Satz neu: 'Und die Gruppe, in der er selbst nun für eine Weile gelebt hatte, war ein Spiegel der Zeit, belastet durch unterschiedliche Erfahrungen und Vorstellungen.'
Gruß, Reeba :hy:


/edit: He, andererseits: So kommt der Thread evtl. doch noch auf tausend Posts :D
//edit2: Müst, du hast Recht, das langt nicht mehr. Und als Buch, na ich weiß nicht... Erstmal die revisierte Edition, das ist im Mom genug Arbeit :D
 
*schwupp* Ja, ja, verstehe.
Also, mir gefällt der Satz so besser. Auch, wenn ich ihn vorher falsch verstanden habe - das zeigt doch, dass man ihn durchaus falsch verstehen kann.
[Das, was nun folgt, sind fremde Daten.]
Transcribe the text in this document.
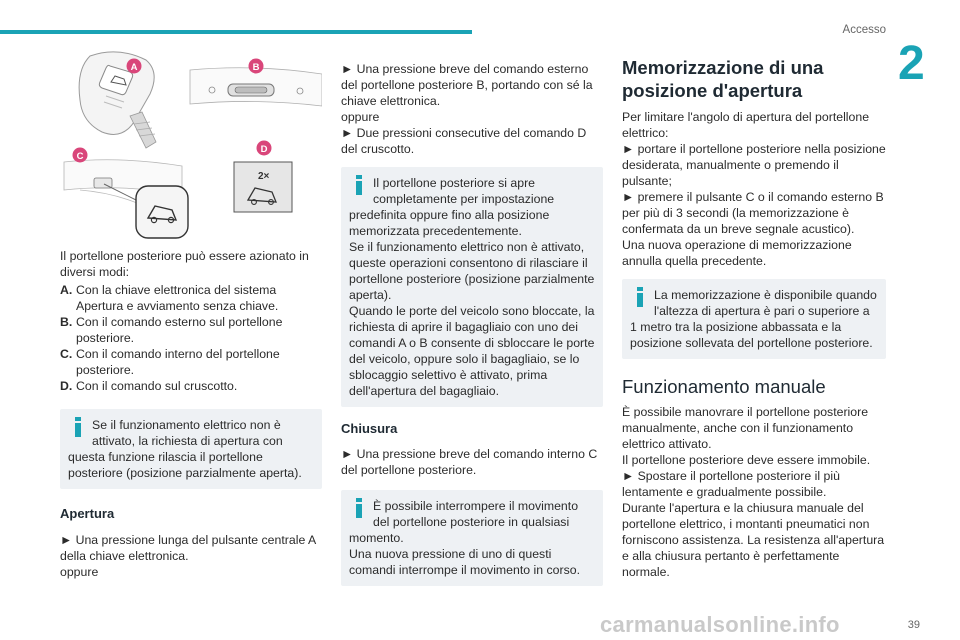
Accesso
2
2×
A	B
C
D

Il portellone posteriore può essere azionato in diversi modi:

A. Con la chiave elettronica del sistema Apertura e avviamento senza chiave.
B. Con il comando esterno sul portellone posteriore.
C. Con il comando interno del portellone posteriore.
D. Con il comando sul cruscotto.

Se il funzionamento elettrico non è attivato, la richiesta di apertura con

questa funzione rilascia il portellone posteriore (posizione parzialmente aperta).

Apertura

► Una pressione lunga del pulsante centrale A della chiave elettronica.

oppure

► Una pressione breve del comando esterno del portellone posteriore B, portando con sé la chiave elettronica.

oppure

► Due pressioni consecutive del comando D del cruscotto.

Il portellone posteriore si apre completamente per impostazione

predefinita oppure fino alla posizione memorizzata precedentemente.

Se il funzionamento elettrico non è attivato, queste operazioni consentono di rilasciare il portellone posteriore (posizione parzialmente aperta).

Quando le porte del veicolo sono bloccate, la richiesta di aprire il bagagliaio con uno dei comandi A o B consente di sbloccare le porte del veicolo, oppure solo il bagagliaio, se lo sblocaggio selettivo è attivato, prima dell'apertura del bagagliaio.

Chiusura

► Una pressione breve del comando interno C del portellone posteriore.

È possibile interrompere il movimento del portellone posteriore in qualsiasi

momento.

Una nuova pressione di uno di questi comandi interrompe il movimento in corso.

Memorizzazione di una posizione d'apertura

Per limitare l'angolo di apertura del portellone elettrico:

► portare il portellone posteriore nella posizione desiderata, manualmente o premendo il pulsante;

► premere il pulsante C o il comando esterno B per più di 3 secondi (la memorizzazione è confermata da un breve segnale acustico).

Una nuova operazione di memorizzazione annulla quella precedente.

La memorizzazione è disponibile quando l'altezza di apertura è pari o superiore a

1 metro tra la posizione abbassata e la posizione sollevata del portellone posteriore.

Funzionamento manuale

È possibile manovrare il portellone posteriore manualmente, anche con il funzionamento elettrico attivato.

Il portellone posteriore deve essere immobile.

► Spostare il portellone posteriore il più lentamente e gradualmente possibile.

Durante l'apertura e la chiusura manuale del portellone elettrico, i montanti pneumatici non forniscono assistenza. La resistenza all'apertura e alla chiusura pertanto è perfettamente normale.

carmanualsonline.info	39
So gibt es da keine Mißverständnisse mehr mit den minderbemittelten Lesern. :D

1000 Posts... ausgehend von dem Fall, dass du pro Kapitel ca. 10 Kommentare bekommst, sind das noch zwanzig. :D
Und danach bringst du dein Werk als Buch 'raus. Einen Lektor musst du erst gar nicht bemühen, weil du deine Beta-Leser hast. Und schon liegt dein Buch bei den Händlern aus und *schwupp* bist du berühmt. Oder hast zumindest von jedem ind2.de-Forenbenutzer ein Exemplar abgenommen bekommen.